About
Developer, data enthusiast, and creative problem solver — blending mathematics, machine learning, and software to ship things that run where people actually are.
Hello, I'm Yu, Yao-Hsing 尤耀星. I'm a passionate developer, data enthusiast, and creative problem solver driven by a deep curiosity about technology and its potential. My journey started with exploring the intricacies of mathematics and computer science, and I continue to blend art and science to create innovative solutions.
Education
Currently diving into advanced computer science, applied mathematics, and data analytics. This academic environment inspires me to push the boundaries of what's possible and constantly challenge myself.
Skills & expertise
01
Random Matrix Theory, Stieltjes Transform, M-P Law, spectral distributions
02
PyTorch, HuggingFace transformers, on-device LLMs, scikit-learn
03
Swift, SwiftUI, iOS / iPadOS / macOS apps, HealthKit, CarPlay, Metal
04
Native iOS arm64 builds, Rust (PyO3), C / C++ / Fortran, Metal GPU bridges
05
Windows Store apps, GUI applications, Python packaging, web development
06
Data analysis, Manim animations, matplotlib / Plotly, FFmpeg / Cairo
Interests
I'm fascinated by the convergence of machine learning, mathematics, and coding — especially pushing heavy compute (PyTorch, transformers, LaTeX, Manim) onto devices people actually carry. I spend my time researching random matrix theory, building offline-first apps, and cross-compiling "impossible" libraries to iOS.
Experience & timeline
2026
ManimStudio (Windows + iOS), Generalized Covariance Matrix, EigenDenoise (macOS), GPS-location-app, and t-SNE Visualization.

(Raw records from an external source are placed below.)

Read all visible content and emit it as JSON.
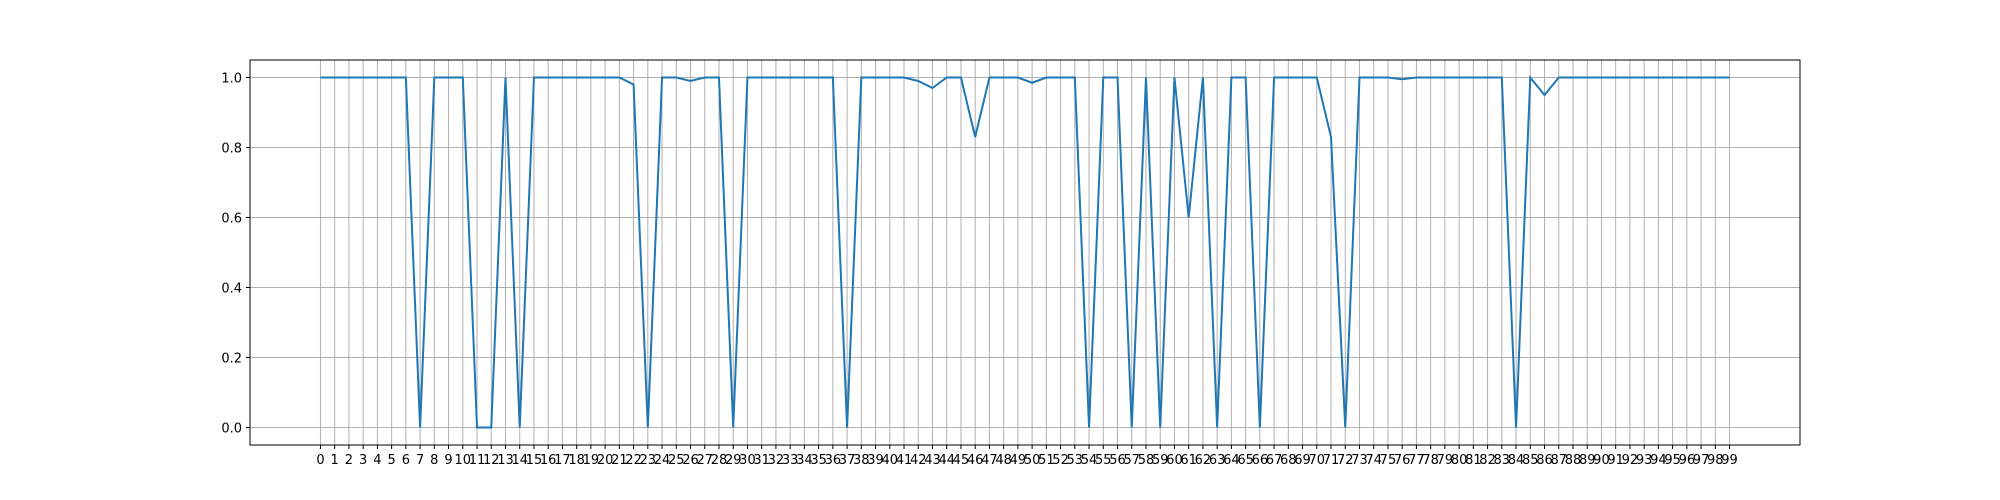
{
  "chart_data": {
    "type": "line",
    "color": "#1f77b4",
    "grid": true,
    "x": [
      0,
      1,
      2,
      3,
      4,
      5,
      6,
      7,
      8,
      9,
      10,
      11,
      12,
      13,
      14,
      15,
      16,
      17,
      18,
      19,
      20,
      21,
      22,
      23,
      24,
      25,
      26,
      27,
      28,
      29,
      30,
      31,
      32,
      33,
      34,
      35,
      36,
      37,
      38,
      39,
      40,
      41,
      42,
      43,
      44,
      45,
      46,
      47,
      48,
      49,
      50,
      51,
      52,
      53,
      54,
      55,
      56,
      57,
      58,
      59,
      60,
      61,
      62,
      63,
      64,
      65,
      66,
      67,
      68,
      69,
      70,
      71,
      72,
      73,
      74,
      75,
      76,
      77,
      78,
      79,
      80,
      81,
      82,
      83,
      84,
      85,
      86,
      87,
      88,
      89,
      90,
      91,
      92,
      93,
      94,
      95,
      96,
      97,
      98,
      99
    ],
    "values": [
      1,
      1,
      1,
      1,
      1,
      1,
      1,
      0,
      1,
      1,
      1,
      0,
      0,
      1,
      0,
      1,
      1,
      1,
      1,
      1,
      1,
      1,
      0.98,
      0,
      1,
      1,
      0.99,
      1,
      1,
      0,
      1,
      1,
      1,
      1,
      1,
      1,
      1,
      0,
      1,
      1,
      1,
      1,
      0.99,
      0.97,
      1,
      1,
      0.83,
      1,
      1,
      1,
      0.985,
      1,
      1,
      1,
      0,
      1,
      1,
      0,
      1,
      0,
      1,
      0.6,
      1,
      0,
      1,
      1,
      0,
      1,
      1,
      1,
      1,
      0.83,
      0,
      1,
      1,
      1,
      0.995,
      1,
      1,
      1,
      1,
      1,
      1,
      1,
      0,
      1,
      0.95,
      1,
      1,
      1,
      1,
      1,
      1,
      1,
      1,
      1,
      1,
      1,
      1,
      1
    ],
    "xlim": [
      -4.95,
      103.95
    ],
    "ylim": [
      -0.05,
      1.05
    ],
    "xticks": [
      0,
      1,
      2,
      3,
      4,
      5,
      6,
      7,
      8,
      9,
      10,
      11,
      12,
      13,
      14,
      15,
      16,
      17,
      18,
      19,
      20,
      21,
      22,
      23,
      24,
      25,
      26,
      27,
      28,
      29,
      30,
      31,
      32,
      33,
      34,
      35,
      36,
      37,
      38,
      39,
      40,
      41,
      42,
      43,
      44,
      45,
      46,
      47,
      48,
      49,
      50,
      51,
      52,
      53,
      54,
      55,
      56,
      57,
      58,
      59,
      60,
      61,
      62,
      63,
      64,
      65,
      66,
      67,
      68,
      69,
      70,
      71,
      72,
      73,
      74,
      75,
      76,
      77,
      78,
      79,
      80,
      81,
      82,
      83,
      84,
      85,
      86,
      87,
      88,
      89,
      90,
      91,
      92,
      93,
      94,
      95,
      96,
      97,
      98,
      99
    ],
    "yticks": [
      {
        "value": 0,
        "label": "0.0"
      },
      {
        "value": 0.2,
        "label": "0.2"
      },
      {
        "value": 0.4,
        "label": "0.4"
      },
      {
        "value": 0.6,
        "label": "0.6"
      },
      {
        "value": 0.8,
        "label": "0.8"
      },
      {
        "value": 1,
        "label": "1.0"
      }
    ]
  }
}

Built python-ios-lib — a full Python 3.14 runtime for iOS/iPadOS with 30+ native libraries, including the first public native PyTorch build on iOS (with a Metal GPU bridge for a 2–10× on-device training speedup), HuggingFace transformers, and Rust-based tokenizers.

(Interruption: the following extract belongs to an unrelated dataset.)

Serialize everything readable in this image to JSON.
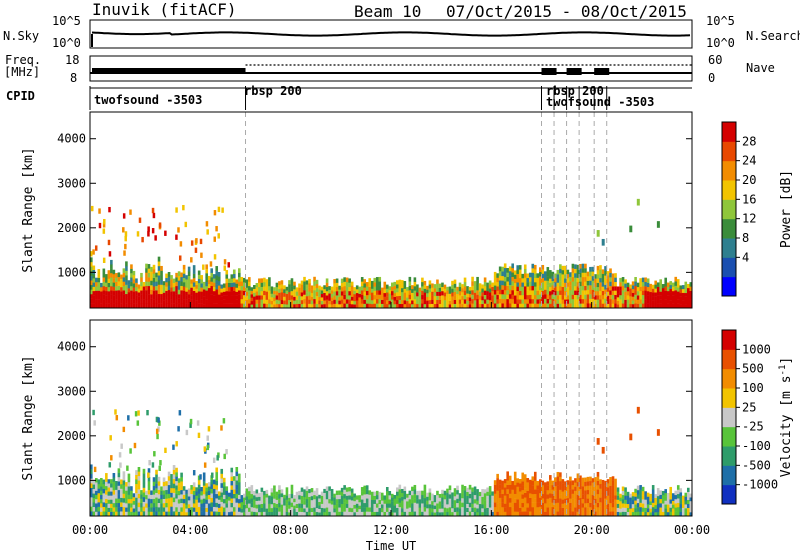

Built CodeBench — a fully offline developer / scientific / AI workstation for iPad & Mac: Monaco editor, integrated terminal, C/C++/Fortran, on-device pdflatex, and local LLMs.

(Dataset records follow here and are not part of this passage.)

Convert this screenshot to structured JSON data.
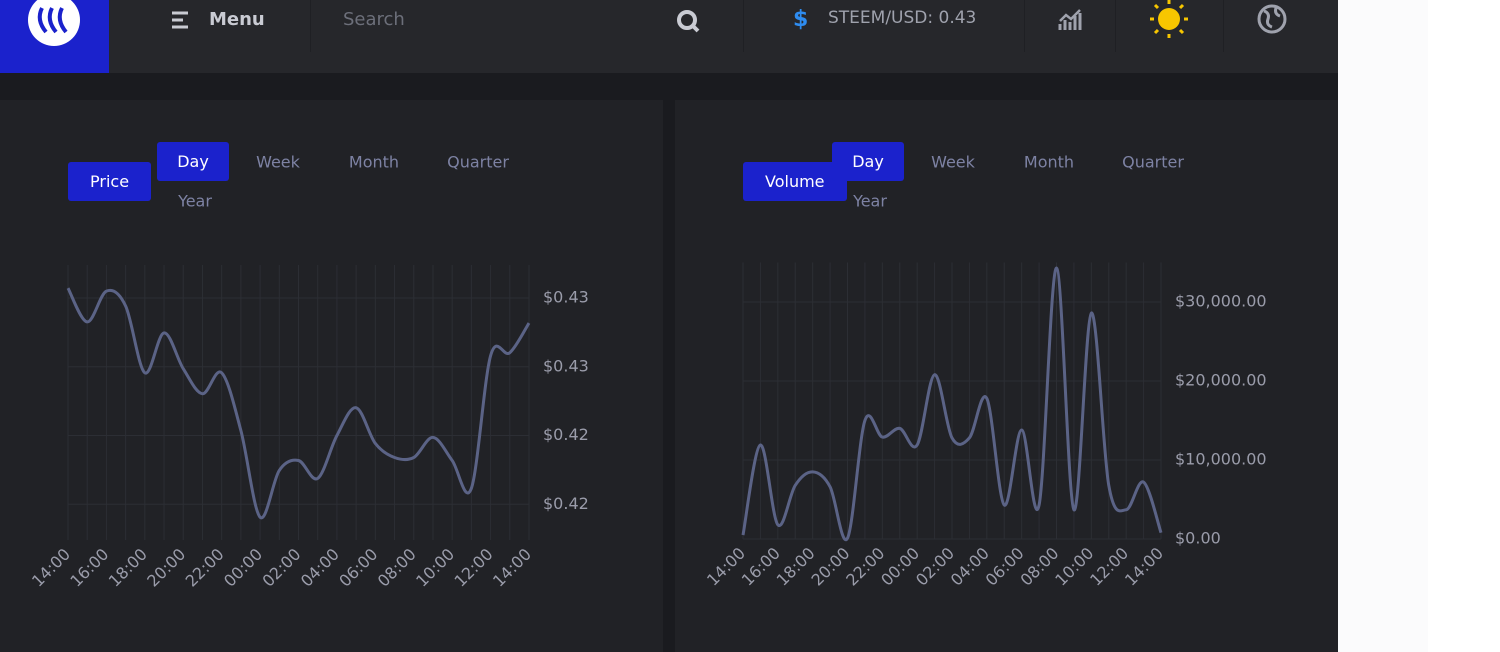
{
  "header": {
    "menu": "Menu",
    "search_placeholder": "Search",
    "currency_symbol": "$",
    "ticker": "STEEM/USD: 0.43"
  },
  "chart_data": [
    {
      "type": "line",
      "metric": "Price",
      "ranges": [
        "Day",
        "Week",
        "Month",
        "Quarter",
        "Year"
      ],
      "categories": [
        "14:00",
        null,
        "16:00",
        null,
        "18:00",
        null,
        "20:00",
        null,
        "22:00",
        null,
        "00:00",
        null,
        "02:00",
        null,
        "04:00",
        null,
        "06:00",
        null,
        "08:00",
        null,
        "10:00",
        null,
        "12:00",
        null,
        "14:00"
      ],
      "values": [
        0.42786,
        0.42663,
        0.42775,
        0.42721,
        0.42478,
        0.42623,
        0.42493,
        0.42402,
        0.42478,
        0.42268,
        0.41953,
        0.42123,
        0.42159,
        0.42094,
        0.4225,
        0.42351,
        0.42221,
        0.4217,
        0.4217,
        0.42243,
        0.42159,
        0.42058,
        0.4254,
        0.42551,
        0.42659
      ],
      "color": "#5b6386",
      "ylim": [
        0.4187,
        0.4287
      ],
      "yticks": [
        {
          "value": 0.42,
          "label": "$0.42"
        },
        {
          "value": 0.4225,
          "label": "$0.42"
        },
        {
          "value": 0.425,
          "label": "$0.43"
        },
        {
          "value": 0.4275,
          "label": "$0.43"
        }
      ],
      "grid": true
    },
    {
      "type": "line",
      "metric": "Volume",
      "ranges": [
        "Day",
        "Week",
        "Month",
        "Quarter",
        "Year"
      ],
      "categories": [
        "14:00",
        null,
        "16:00",
        null,
        "18:00",
        null,
        "20:00",
        null,
        "22:00",
        null,
        "00:00",
        null,
        "02:00",
        null,
        "04:00",
        null,
        "06:00",
        null,
        "08:00",
        null,
        "10:00",
        null,
        "12:00",
        null,
        "14:00"
      ],
      "values": [
        500,
        11900,
        1800,
        6800,
        8500,
        6600,
        100,
        15000,
        12900,
        14000,
        11900,
        20800,
        12800,
        12800,
        17800,
        4300,
        13800,
        4300,
        34300,
        3700,
        28600,
        6800,
        3700,
        7200,
        800
      ],
      "color": "#5b6386",
      "ylim": [
        0,
        35000
      ],
      "yticks": [
        {
          "value": 0,
          "label": "$0.00"
        },
        {
          "value": 10000,
          "label": "$10,000.00"
        },
        {
          "value": 20000,
          "label": "$20,000.00"
        },
        {
          "value": 30000,
          "label": "$30,000.00"
        }
      ],
      "grid": true
    }
  ]
}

Published 3 PyPI packages — ollama-installer, narrate, and rmt-denoise (random-matrix image denoising).
2025
2025 丘成桐中學科學獎總決賽
On the limiting spectral distributions of products of sample covariance matrices with deterministic sequences — deriving explicit support bounds for two-point limiting measures via the Intermediate Value Theorem and Stieltjes transform inversion.
Awarded the Bronze Medal at the Grand Finals, with applications in statistics, signal processing, and wireless communications.
S. T. Yau High School Science Award — Asia Regional (Silver Medal) — Earned the Silver Medal at the Asia regional competition, advancing to the Grand Finals.
2023 – 2024
Studying at Taipei Municipal Chien Kuo High School while building research projects in random matrix theory and AI, and publishing my first applications to the Microsoft Store.
2021 – 2023
Worked on multiple projects involving mathematical modeling and spectral distribution analysis.
2019 – 2021
Explored various programming languages and technologies through personal projects and self-study.